The great democratic tragedy of the last 15 years has been that a new policy regime of liberalisation was imposed on the country without any debate, and even after all these years, the constituency for reforms has remained confined to the chambers of commerce and pink press editors. After 15 years, the circle is complete; no political party can pretend that it rejects the liberalisation regime totally. No political leader has the credibility to suggest that he has a magic solution to avoid the kind of economic difficulty we find ourselves in today.

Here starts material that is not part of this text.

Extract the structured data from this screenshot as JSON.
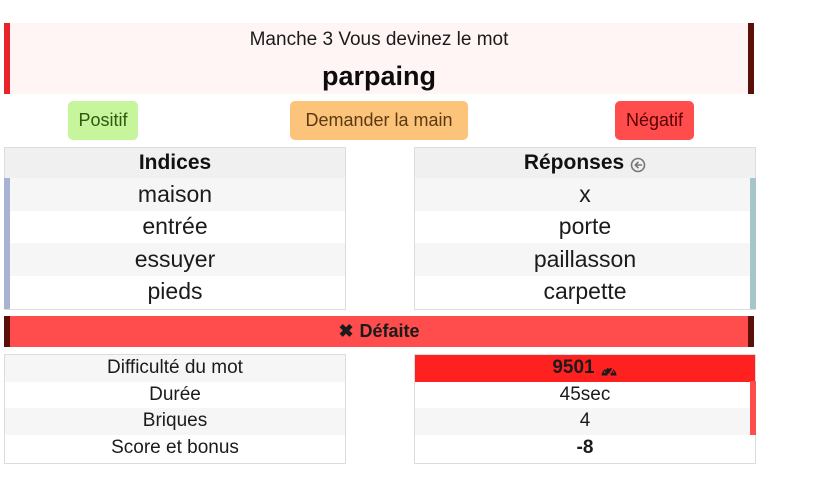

The challenge, then, is to use the democratic discontent and displeasure to disabuse the corporate sector of its new appetite for super-greed and mega-profits; at the same time, the curative power of democratic opinion and scrutiny must be used to discipline the wayward administrative and political class, especially at the State level.

Take, for instance, the procurement problem. As the Agriculture Minister pointed out, some of the State governments were not cooperative enough: “My earnest request to all the Chief Ministers and all those who are looking after the States is this: the whole country is facing this problem today; the whole global community is facing this problem today ... Next year is election year when we can settle our differences. But when the whole country is facing price rise, it is the duty of the States to try to contribute to the national kitty.”

If not managed in a politically mature manner, the economic situation could produce a larger crisis of the kind the polity faced in the wake of the 1973-1974 oil-centric aggravation; then, the political system was yet to discover the usefulness of a protocol of cooperation and the incumbent political leadership was unable to deal with the demand overload. We have not entirely given up those old habits of demagoguery and irresponsibility.

Today, we have a much-weakened Centre, a runaway free media, precarious coalition equations, an arrogant corporate sector, rampantly partisan parties, and an angry citizenry; these do not provide the best context for prudent economic management. Dr. Singh’s lot is to prove, once again, his mettle and to make a case for a balance between wise economics and sensitive governance.